The Linux kernel continues making greater use of the Facebook-developed Zstandard compression algorithm thanks in large part to its very speed decompression performance and other modern features. From transparent file-system compression to compressing the kernel image with Zstd, there is growing use of it within the kernel. Talked about every so often Zstd firmware compression support. Compressing the Linux firmware tree with Zstd has tended to be slightly larger than using the existing XZ support, but the decompression when loading the firmware files is much faster.

Finally for Linux 5.19 it looks like that Zstd firmware compression handling code will be merged. Greg Kroah-Hartman has queued it up into driver-core-next as of this past weekend. The Zstd-compressed firmware infrastructure as well as the self-tests are all queued up in driver-core-next ahead of the Linux 5.19 merge window opening around the end of May.

Zstd firmware compression support finally landed in driver-core-next, meaning it should in turn be submitted for Linux 5.19 barring any last minute issues.

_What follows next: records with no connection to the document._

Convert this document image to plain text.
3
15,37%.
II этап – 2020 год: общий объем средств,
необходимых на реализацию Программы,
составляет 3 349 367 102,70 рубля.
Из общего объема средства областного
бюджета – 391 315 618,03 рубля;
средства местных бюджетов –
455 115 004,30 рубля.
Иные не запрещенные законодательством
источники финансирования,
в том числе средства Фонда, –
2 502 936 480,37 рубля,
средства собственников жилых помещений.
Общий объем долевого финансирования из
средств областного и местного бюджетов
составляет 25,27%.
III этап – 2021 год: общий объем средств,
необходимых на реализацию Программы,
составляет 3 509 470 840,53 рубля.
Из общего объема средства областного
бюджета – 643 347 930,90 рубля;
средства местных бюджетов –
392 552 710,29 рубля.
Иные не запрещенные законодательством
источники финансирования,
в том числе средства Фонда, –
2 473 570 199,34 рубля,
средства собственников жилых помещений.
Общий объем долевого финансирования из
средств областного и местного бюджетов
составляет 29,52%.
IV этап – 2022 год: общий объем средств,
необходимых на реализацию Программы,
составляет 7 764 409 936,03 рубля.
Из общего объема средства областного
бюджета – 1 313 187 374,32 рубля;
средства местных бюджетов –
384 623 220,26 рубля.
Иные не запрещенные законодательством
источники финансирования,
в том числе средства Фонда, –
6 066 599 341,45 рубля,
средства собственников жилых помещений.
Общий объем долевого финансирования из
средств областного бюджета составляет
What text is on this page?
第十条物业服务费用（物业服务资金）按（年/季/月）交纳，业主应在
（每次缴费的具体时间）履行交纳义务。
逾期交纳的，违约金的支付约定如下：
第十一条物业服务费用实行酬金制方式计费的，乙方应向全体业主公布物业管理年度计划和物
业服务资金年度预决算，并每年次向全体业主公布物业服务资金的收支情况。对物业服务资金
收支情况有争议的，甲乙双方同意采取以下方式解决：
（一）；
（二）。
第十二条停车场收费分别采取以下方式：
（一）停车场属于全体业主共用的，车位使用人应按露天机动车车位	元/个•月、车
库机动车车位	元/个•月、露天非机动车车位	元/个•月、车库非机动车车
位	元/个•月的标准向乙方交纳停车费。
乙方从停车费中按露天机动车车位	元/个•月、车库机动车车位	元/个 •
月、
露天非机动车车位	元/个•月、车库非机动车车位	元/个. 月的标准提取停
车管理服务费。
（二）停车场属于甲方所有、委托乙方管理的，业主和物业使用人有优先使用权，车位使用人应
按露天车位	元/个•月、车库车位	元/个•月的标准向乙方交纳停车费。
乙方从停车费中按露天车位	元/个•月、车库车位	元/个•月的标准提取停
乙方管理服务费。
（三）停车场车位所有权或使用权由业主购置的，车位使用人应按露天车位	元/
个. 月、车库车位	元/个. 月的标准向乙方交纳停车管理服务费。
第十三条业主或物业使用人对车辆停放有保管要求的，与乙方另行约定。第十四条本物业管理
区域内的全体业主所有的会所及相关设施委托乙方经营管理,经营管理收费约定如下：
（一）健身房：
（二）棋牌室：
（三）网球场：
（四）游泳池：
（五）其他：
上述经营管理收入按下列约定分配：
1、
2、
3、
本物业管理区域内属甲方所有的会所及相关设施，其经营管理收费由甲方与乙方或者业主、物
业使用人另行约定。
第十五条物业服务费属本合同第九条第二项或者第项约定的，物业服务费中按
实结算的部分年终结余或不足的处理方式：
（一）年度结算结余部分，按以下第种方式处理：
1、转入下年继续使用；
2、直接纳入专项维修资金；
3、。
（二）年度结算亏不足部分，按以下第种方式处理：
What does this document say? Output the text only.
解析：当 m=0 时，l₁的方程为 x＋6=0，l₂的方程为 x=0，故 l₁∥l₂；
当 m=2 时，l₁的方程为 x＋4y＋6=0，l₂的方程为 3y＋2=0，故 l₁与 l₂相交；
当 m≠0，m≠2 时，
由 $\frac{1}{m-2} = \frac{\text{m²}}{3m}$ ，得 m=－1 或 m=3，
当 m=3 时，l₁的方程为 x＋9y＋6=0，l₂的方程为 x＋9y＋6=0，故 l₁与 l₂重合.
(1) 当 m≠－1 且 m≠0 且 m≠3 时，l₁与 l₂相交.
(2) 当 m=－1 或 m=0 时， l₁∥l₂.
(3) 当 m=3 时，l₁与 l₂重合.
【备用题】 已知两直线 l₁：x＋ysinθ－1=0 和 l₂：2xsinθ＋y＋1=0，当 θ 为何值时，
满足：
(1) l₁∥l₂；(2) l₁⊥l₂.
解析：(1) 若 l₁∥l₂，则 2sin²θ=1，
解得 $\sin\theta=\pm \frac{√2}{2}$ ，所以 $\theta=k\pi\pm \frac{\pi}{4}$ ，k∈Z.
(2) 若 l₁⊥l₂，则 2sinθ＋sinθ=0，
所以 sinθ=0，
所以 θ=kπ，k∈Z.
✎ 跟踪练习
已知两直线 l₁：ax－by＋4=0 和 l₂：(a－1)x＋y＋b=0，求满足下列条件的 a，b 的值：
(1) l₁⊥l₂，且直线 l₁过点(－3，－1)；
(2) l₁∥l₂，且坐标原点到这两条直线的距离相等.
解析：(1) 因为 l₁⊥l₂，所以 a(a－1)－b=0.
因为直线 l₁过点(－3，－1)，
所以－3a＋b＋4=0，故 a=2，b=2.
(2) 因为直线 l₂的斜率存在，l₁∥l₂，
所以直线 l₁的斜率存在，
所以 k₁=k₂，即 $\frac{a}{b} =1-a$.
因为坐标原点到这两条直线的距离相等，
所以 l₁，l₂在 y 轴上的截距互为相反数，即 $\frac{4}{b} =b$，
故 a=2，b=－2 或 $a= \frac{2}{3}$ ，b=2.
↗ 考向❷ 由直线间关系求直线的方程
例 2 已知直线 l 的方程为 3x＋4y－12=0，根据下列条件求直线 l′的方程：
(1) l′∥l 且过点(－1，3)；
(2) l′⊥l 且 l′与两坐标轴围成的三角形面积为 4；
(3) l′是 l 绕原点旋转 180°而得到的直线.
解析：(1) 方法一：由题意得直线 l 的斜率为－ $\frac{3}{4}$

This support splits the existing FW_LOADER_COMPRESS to be a general knob now with the XZ firmware compression moved to a new knob of FW_LOADER_COMPRESS_XZ while adding FW_LOADER_COMPRESS_ZSTD to enable this Zstd-compressed firmware file support. Zstd-compressed firmware files will be automatically loaded when the kernel support is enabled and the firmware file ends in .zst.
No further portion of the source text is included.